UPDATE 2: I should note that even so eminent a contemporary philospher as Antony Flew now refers to himself -- post his recent reassessment of the merits on the case of evidence for God through the signs of design in nature -- as a Deist in the mould of Jefferson, and applies an interesting interpretation of Jefferson's thinking, i.e one that would leave room for Jesus' thought to be a moral advance [as Jefferson definitely viewed it], but would dismiss the miraculous [cf. his clipping out of the miracles in his moral maxims "edition" of the Gospels], including revelation in any sense beyond clear insight and apt expression on issues, especially through direct communication from God. I am not sure to what extent Flew accurately captures Jefferson's thought, but his usage is telling on how Jefferson is generally perceived, even by world class philosophical thinkers. Of course, Mr Franklin's calling the Constitution Convention to prayer -- as I commented on in my earlier notes on the difference between American and European "Deists" -- poses the issue that perhaps that other "Deist" in the US Founding circle, was more open to the direct, thus supernatural, intervention of God. In the relevant part of the Flew interview, here is the exchange:

HABERMAS: Once you mentioned to me that your view might be called Deism.

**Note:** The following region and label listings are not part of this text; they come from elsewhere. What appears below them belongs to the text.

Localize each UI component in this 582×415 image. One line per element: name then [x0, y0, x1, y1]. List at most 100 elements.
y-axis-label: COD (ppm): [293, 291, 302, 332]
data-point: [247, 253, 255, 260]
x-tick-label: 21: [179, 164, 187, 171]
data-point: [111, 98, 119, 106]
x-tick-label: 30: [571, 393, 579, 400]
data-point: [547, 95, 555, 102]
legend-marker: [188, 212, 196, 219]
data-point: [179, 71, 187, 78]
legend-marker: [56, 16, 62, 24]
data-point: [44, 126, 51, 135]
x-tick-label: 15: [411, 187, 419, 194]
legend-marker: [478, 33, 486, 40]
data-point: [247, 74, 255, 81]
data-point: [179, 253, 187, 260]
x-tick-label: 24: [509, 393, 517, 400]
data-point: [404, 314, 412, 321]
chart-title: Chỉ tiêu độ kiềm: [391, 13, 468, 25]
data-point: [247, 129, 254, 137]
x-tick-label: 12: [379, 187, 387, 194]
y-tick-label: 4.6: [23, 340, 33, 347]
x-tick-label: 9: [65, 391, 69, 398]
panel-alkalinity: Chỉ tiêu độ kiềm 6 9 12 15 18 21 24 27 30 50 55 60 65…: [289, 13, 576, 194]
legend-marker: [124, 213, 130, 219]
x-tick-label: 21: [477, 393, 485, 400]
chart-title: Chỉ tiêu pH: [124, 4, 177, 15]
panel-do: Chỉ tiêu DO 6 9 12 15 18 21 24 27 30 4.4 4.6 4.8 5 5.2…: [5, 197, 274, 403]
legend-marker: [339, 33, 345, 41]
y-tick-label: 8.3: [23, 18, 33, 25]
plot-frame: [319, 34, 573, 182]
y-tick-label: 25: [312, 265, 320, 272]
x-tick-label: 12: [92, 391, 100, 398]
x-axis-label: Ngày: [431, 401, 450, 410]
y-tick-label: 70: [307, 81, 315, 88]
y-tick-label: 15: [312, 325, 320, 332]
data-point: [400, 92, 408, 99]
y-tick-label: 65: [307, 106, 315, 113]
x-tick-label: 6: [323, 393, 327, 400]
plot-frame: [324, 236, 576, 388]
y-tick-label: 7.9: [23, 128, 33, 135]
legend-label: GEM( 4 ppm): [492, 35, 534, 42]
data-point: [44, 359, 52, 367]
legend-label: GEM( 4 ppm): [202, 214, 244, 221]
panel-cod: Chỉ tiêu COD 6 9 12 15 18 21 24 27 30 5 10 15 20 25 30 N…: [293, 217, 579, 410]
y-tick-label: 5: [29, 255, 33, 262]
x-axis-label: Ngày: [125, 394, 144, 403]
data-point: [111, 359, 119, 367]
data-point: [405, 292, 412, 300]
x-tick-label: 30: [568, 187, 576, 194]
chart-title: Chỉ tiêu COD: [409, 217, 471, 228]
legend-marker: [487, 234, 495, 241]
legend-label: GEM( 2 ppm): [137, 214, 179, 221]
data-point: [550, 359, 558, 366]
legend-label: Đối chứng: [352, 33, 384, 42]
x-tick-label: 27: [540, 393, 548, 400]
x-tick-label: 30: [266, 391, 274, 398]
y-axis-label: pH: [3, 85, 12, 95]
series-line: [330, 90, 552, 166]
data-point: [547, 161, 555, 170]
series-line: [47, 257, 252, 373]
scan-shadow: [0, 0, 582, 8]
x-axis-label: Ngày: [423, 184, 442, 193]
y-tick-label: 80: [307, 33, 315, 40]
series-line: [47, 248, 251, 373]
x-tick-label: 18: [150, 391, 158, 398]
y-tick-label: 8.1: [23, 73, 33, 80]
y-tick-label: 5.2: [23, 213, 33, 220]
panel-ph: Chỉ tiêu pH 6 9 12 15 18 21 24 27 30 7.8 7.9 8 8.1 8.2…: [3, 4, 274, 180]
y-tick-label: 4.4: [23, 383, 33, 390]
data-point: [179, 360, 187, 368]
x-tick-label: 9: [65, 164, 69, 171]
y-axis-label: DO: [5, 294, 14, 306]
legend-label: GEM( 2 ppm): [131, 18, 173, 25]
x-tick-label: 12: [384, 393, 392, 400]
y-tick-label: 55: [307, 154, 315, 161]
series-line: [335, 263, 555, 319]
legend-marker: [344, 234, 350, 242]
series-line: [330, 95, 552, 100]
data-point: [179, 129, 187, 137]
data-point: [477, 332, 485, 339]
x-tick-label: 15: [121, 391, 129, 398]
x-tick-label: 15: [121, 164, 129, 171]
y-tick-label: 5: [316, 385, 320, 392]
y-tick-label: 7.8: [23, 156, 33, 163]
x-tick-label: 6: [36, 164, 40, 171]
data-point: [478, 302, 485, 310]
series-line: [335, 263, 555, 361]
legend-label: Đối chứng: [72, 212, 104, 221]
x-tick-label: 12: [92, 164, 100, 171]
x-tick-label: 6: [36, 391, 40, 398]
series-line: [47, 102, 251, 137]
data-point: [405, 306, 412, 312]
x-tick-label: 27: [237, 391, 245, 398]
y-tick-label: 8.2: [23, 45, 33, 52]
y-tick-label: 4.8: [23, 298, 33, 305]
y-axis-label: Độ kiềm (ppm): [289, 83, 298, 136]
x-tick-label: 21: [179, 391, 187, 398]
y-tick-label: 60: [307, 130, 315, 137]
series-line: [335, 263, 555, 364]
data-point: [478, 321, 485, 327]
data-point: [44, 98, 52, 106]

Do you think that would be a fair designation?


FLEW: Yes, absolutely right. What Deists, such as the Mr. Jefferson who drafted the American Declaration of Independence, believed was that, while reason, mainly in the form of arguments to design, assures us that there is a God, there is no room either for any supernatural revelation of that God or for any transactions between that God and individual human beings.